Mit nur 19 Jahren verlor die damals im achten Monat schwangere Lilly Ross ihren Ehemann - er nahm sich kurz vor der Geburt des gemeinsamen Sohnes das Leben. Die werdende Mutter traf damals eine unglaublich tapfere Entscheidung: Sie entschloss sich dazu, nicht nur die Organe, sondern auch das Gesicht ihres Mannes für Transplantationen zu spenden. Eineinhalb Jahre später traf sie nun jenen Mann, der heute das Gesicht ihrer verstorbenen großen Liebe trägt.
© AP
Lilly Ross und Andy Sandness
Der 21-jährige Calen "Rudy" Ross erschoss sich 2016 im US-Bundesstaat Minnesota. Nachdem seine Frau sich dazu bereit erklärt hatte, neben den Organen ihres Mannes auch sein Gesicht zu spenden, wurde kurz darauf in der Mayo-Klinik in Rochester Geschichte geschrieben: Ein 60-köpfiges Team transplantierte dem damals 31-jährigen Andy Sandness das Gesicht des Verstorbenen in einer 56 Stunden andauernden Operation.

Sandness nach Kopfschuss völlig entstellt

Sandness teilt ein ähnliches Schicksal mit seinem Spender: Ebenfalls mit 21 Jahren hatte er sich das Leben im Bundestaat Wyoming nehmen wollen. Er schoss sich mit einem Gewehr in den Kopf, überlebte allerdings knapp - und litt seither unter einem völlig entstellten Gesicht. Die erfolgreiche Transplantation schenkte dem heute 32-Jährigen neuen Lebensmut.

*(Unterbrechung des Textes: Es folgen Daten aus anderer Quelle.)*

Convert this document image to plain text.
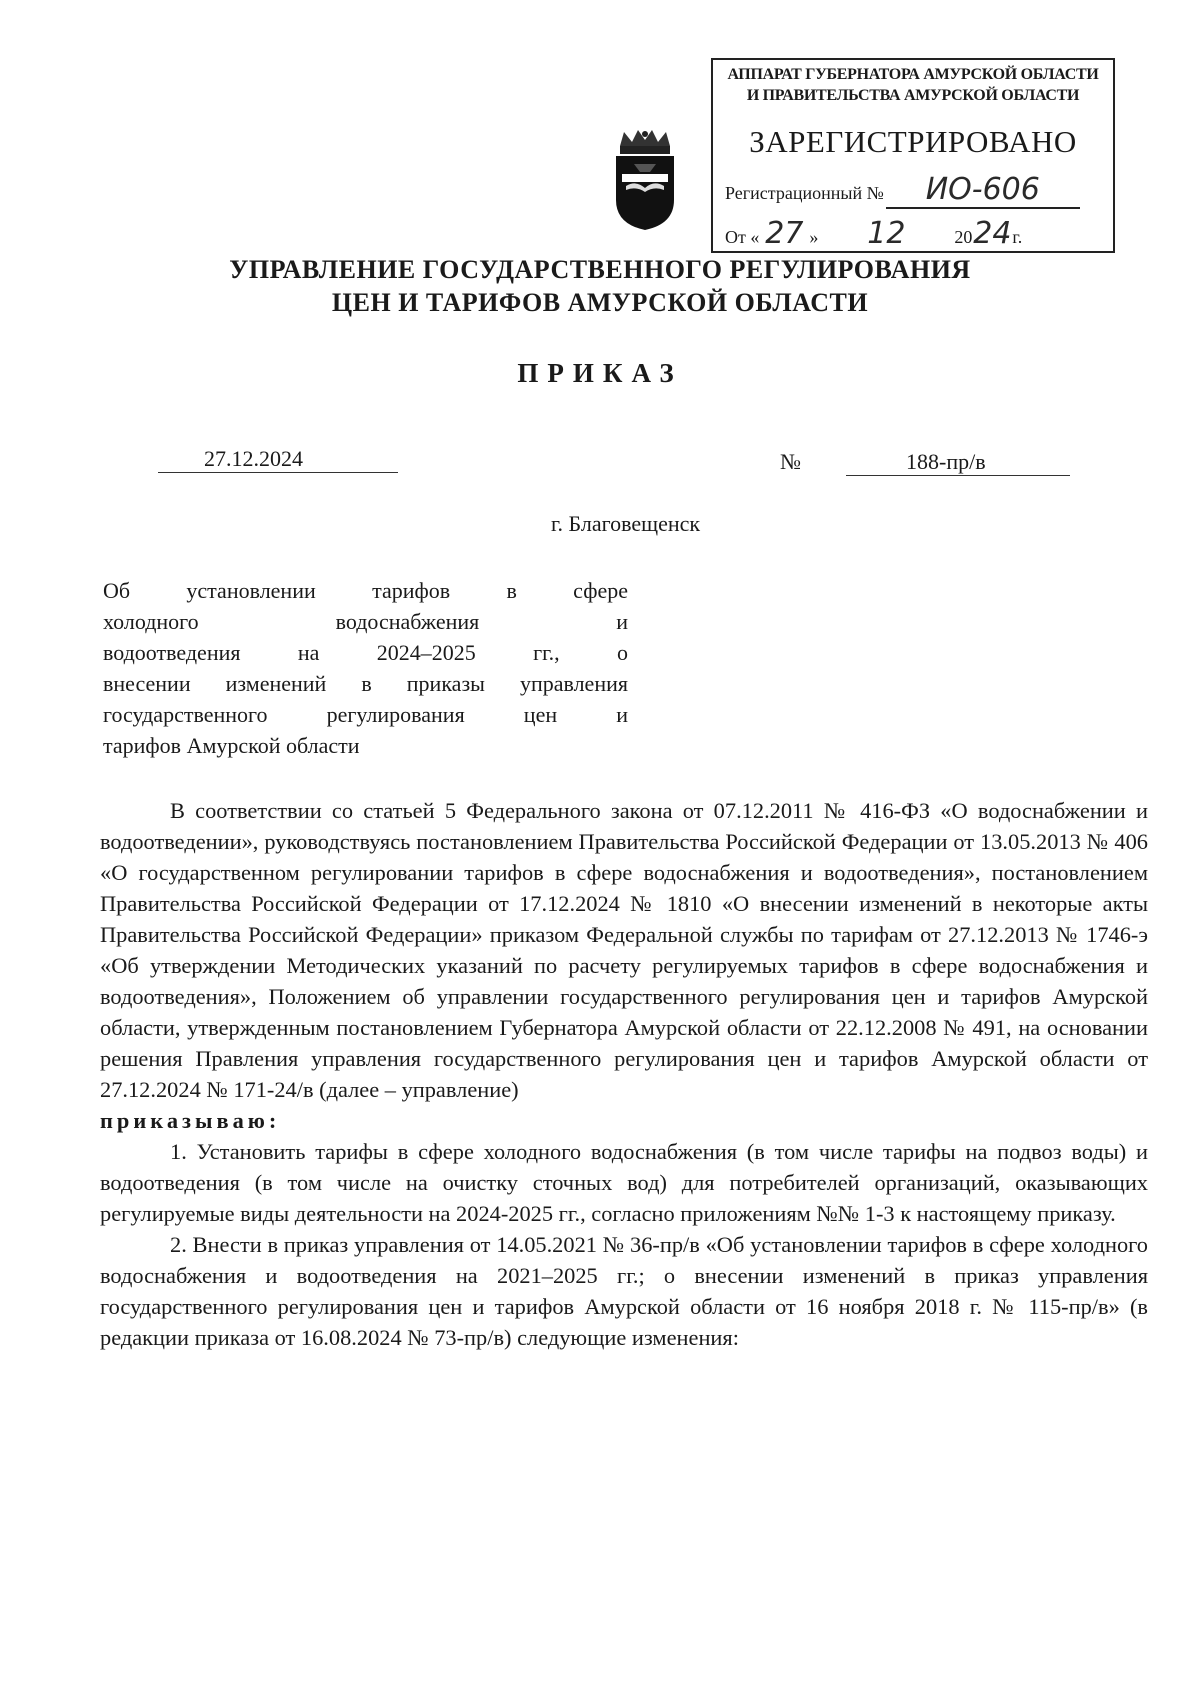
АППАРАТ ГУБЕРНАТОРА АМУРСКОЙ ОБЛАСТИ
И ПРАВИТЕЛЬСТВА АМУРСКОЙ ОБЛАСТИ
ЗАРЕГИСТРИРОВАНО
Регистрационный № ИО-606
От « 27 » 12	2024г.
УПРАВЛЕНИЕ ГОСУДАРСТВЕННОГО РЕГУЛИРОВАНИЯ
ЦЕН И ТАРИФОВ АМУРСКОЙ ОБЛАСТИ
ПРИКАЗ
27.12.2024	№	188-пр/в
г. Благовещенск
Об установлении тарифов в сфере
холодного водоснабжения и
водоотведения на 2024–2025 гг., о
внесении изменений в приказы управления
государственного регулирования цен и
тарифов Амурской области

В соответствии со статьей 5 Федерального закона от 07.12.2011 № 416-ФЗ «О водоснабжении и водоотведении», руководствуясь постановлением Правительства Российской Федерации от 13.05.2013 № 406 «О государственном регулировании тарифов в сфере водоснабжения и водоотведения», постановлением Правительства Российской Федерации от 17.12.2024 № 1810 «О внесении изменений в некоторые акты Правительства Российской Федерации» приказом Федеральной службы по тарифам от 27.12.2013 № 1746-э «Об утверждении Методических указаний по расчету регулируемых тарифов в сфере водоснабжения и водоотведения», Положением об управлении государственного регулирования цен и тарифов Амурской области, утвержденным постановлением Губернатора Амурской области от 22.12.2008 № 491, на основании решения Правления управления государственного регулирования цен и тарифов Амурской области от 27.12.2024 № 171-24/в (далее – управление)

приказываю:

1. Установить тарифы в сфере холодного водоснабжения (в том числе тарифы на подвоз воды) и водоотведения (в том числе на очистку сточных вод) для потребителей организаций, оказывающих регулируемые виды деятельности на 2024-2025 гг., согласно приложениям №№ 1-3 к настоящему приказу.

2. Внести в приказ управления от 14.05.2021 № 36-пр/в «Об установлении тарифов в сфере холодного водоснабжения и водоотведения на 2021–2025 гг.; о внесении изменений в приказ управления государственного регулирования цен и тарифов Амурской области от 16 ноября 2018 г. № 115-пр/в» (в редакции приказа от 16.08.2024 № 73-пр/в) следующие изменения:
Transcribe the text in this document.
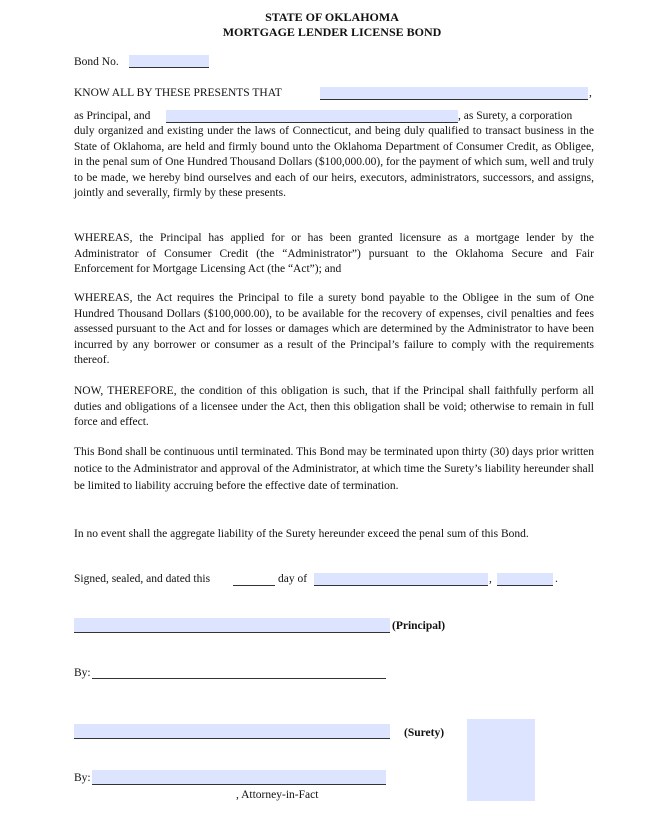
STATE OF OKLAHOMA
MORTGAGE LENDER LICENSE BOND
Bond No.
KNOW ALL BY THESE PRESENTS THAT	,
as Principal, and	, as Surety, a corporation
duly organized and existing under the laws of Connecticut, and being duly qualified to transact business in the State of Oklahoma, are held and firmly bound unto the Oklahoma Department of Consumer Credit, as Obligee, in the penal sum of One Hundred Thousand Dollars ($100,000.00), for the payment of which sum, well and truly to be made, we hereby bind ourselves and each of our heirs, executors, administrators, successors, and assigns, jointly and severally, firmly by these presents.
WHEREAS, the Principal has applied for or has been granted licensure as a mortgage lender by the Administrator of Consumer Credit (the “Administrator”) pursuant to the Oklahoma Secure and Fair Enforcement for Mortgage Licensing Act (the “Act”); and
WHEREAS, the Act requires the Principal to file a surety bond payable to the Obligee in the sum of One Hundred Thousand Dollars ($100,000.00), to be available for the recovery of expenses, civil penalties and fees assessed pursuant to the Act and for losses or damages which are determined by the Administrator to have been incurred by any borrower or consumer as a result of the Principal’s failure to comply with the requirements thereof.
NOW, THEREFORE, the condition of this obligation is such, that if the Principal shall faithfully perform all duties and obligations of a licensee under the Act, then this obligation shall be void; otherwise to remain in full force and effect.
This Bond shall be continuous until terminated. This Bond may be terminated upon thirty (30) days prior written notice to the Administrator and approval of the Administrator, at which time the Surety’s liability hereunder shall be limited to liability accruing before the effective date of termination.
In no event shall the aggregate liability of the Surety hereunder exceed the penal sum of this Bond.
Signed, sealed, and dated this	day of	,	.
(Principal)
By:
(Surety)
By:
, Attorney-in-Fact
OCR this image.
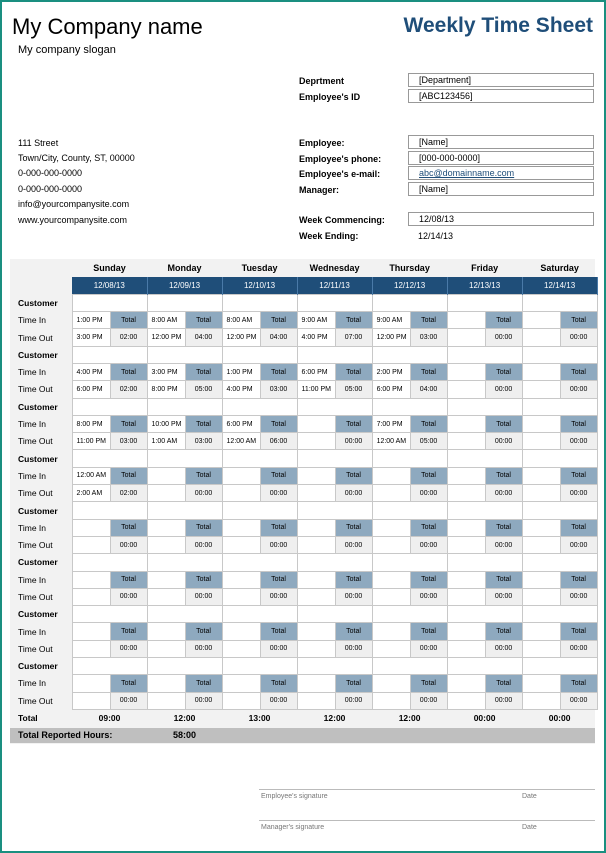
My Company name
My company slogan
Weekly Time Sheet
111 Street
Town/City, County, ST, 00000
0-000-000-0000
0-000-000-0000
info@yourcompanysite.com
www.yourcompanysite.com
Deprtment	[Department]
Employee's ID	[ABC123456]
Employee:	[Name]
Employee's phone:	[000-000-0000]
Employee's e-mail:	abc@domainname.com
Manager:	[Name]
Week Commencing:	12/08/13
Week Ending:	12/14/13
	Sunday		Monday		Tuesday		Wednesday		Thursday		Friday		Saturday	
	12/08/13		12/09/13		12/10/13		12/11/13		12/12/13		12/13/13		12/14/13	
Customer														
Time In	1:00 PM	Total	8:00 AM	Total	8:00 AM	Total	9:00 AM	Total	9:00 AM	Total		Total		Total
Time Out	3:00 PM	02:00	12:00 PM	04:00	12:00 PM	04:00	4:00 PM	07:00	12:00 PM	03:00		00:00		00:00
Customer														
Time In	4:00 PM	Total	3:00 PM	Total	1:00 PM	Total	6:00 PM	Total	2:00 PM	Total		Total		Total
Time Out	6:00 PM	02:00	8:00 PM	05:00	4:00 PM	03:00	11:00 PM	05:00	6:00 PM	04:00		00:00		00:00
Customer														
Time In	8:00 PM	Total	10:00 PM	Total	6:00 PM	Total		Total	7:00 PM	Total		Total		Total
Time Out	11:00 PM	03:00	1:00 AM	03:00	12:00 AM	06:00		00:00	12:00 AM	05:00		00:00		00:00
Customer														
Time In	12:00 AM	Total		Total		Total		Total		Total		Total		Total
Time Out	2:00 AM	02:00		00:00		00:00		00:00		00:00		00:00		00:00
Customer														
Time In		Total		Total		Total		Total		Total		Total		Total
Time Out		00:00		00:00		00:00		00:00		00:00		00:00		00:00
Customer														
Time In		Total		Total		Total		Total		Total		Total		Total
Time Out		00:00		00:00		00:00		00:00		00:00		00:00		00:00
Customer														
Time In		Total		Total		Total		Total		Total		Total		Total
Time Out		00:00		00:00		00:00		00:00		00:00		00:00		00:00
Customer														
Time In		Total		Total		Total		Total		Total		Total		Total
Time Out		00:00		00:00		00:00		00:00		00:00		00:00		00:00
Total	09:00		12:00		13:00		12:00		12:00		00:00		00:00	
Total Reported Hours:	58:00
Employee's signature	Date
Manager's signature	Date
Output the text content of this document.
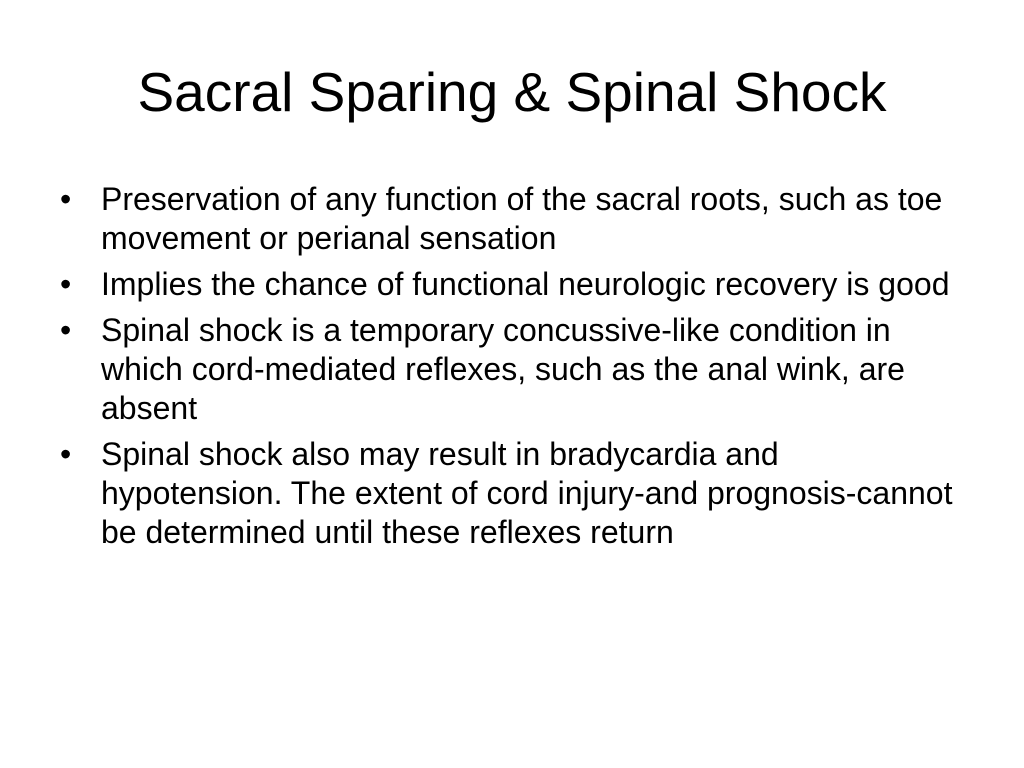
Sacral Sparing & Spinal Shock
• Preservation of any function of the sacral roots, such as toe movement or perianal sensation
• Implies the chance of functional neurologic recovery is good
• Spinal shock is a temporary concussive-like condition in which cord-mediated reflexes, such as the anal wink, are absent
• Spinal shock also may result in bradycardia and hypotension. The extent of cord injury-and prognosis-cannot be determined until these reflexes return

"Du siehst richtig gut aus"

16 Monate nach der Operation, traf Sandness nun jene Frau, die durch ihre selbstlose Entscheidung sein Leben für immer veränderte. "Du siehst richtig gut aus", ist Lilly Ross bei der ersten Begegnung mit Sandness nach einer innigen Umarmung begeistert.
© AP
Vor der "Transformation": Andy in der Mayo Clinic im Juni 2016
"Es sieht umwerfend aus. Man kann Rudy am Kinn erkennen, aber sonst sehe ich nicht viel von ihm", so die Witwe in einem von der Mayo-Klinik veröffentlichten Video. Sie sei wahnsinnig stolz auf ihren Mann, der "mit seinen Organen so vielen Menschen geholfen hat", zeigt sich die Mutter eines 17 Monate alten Sohnes gerührt.
© AP
Andy Sandness vor seinem Suizidversuch (li.) und Calen Ross (re.)
"Es ist einfach unglaublich"

Emotionen kochten aber freilich auch bei Andy Sandness hoch. "Ich weiß nicht, ob ich jemals genug Danke sagen kann. Man kann dafür nicht genug Danke sagen oder Geld geben. Man kann nichts dafür tun. Es ist einfach unglaublich", so der 32-Jährige, der dank des neuen Gesichtes heute wieder normal essen und sprechen kann. Einen großen Wunsch konnte Sandness der Witwe dann aber doch erfüllen: 16 Monate nachdem sie ihren Mann verloren hatte, konnte Ross das Gesicht ihrer großen Liebe noch einmal berühren: "Es fühlt sich richtig gut an", so die junge Mutter.
© AP
Lilly Ross berührt das transplantierte Gesicht ihres verstorbenen Mannes.
Nach dem ersten berührenden Treffen wollen sich der 32-Jährige und Ross bald wiedersehen, heißt es in einem Bericht der AP. "Es macht mich extrem glücklich zu wissen, dass er jetzt sein Leben leben kann, ganz wie er es möchte", so Ross.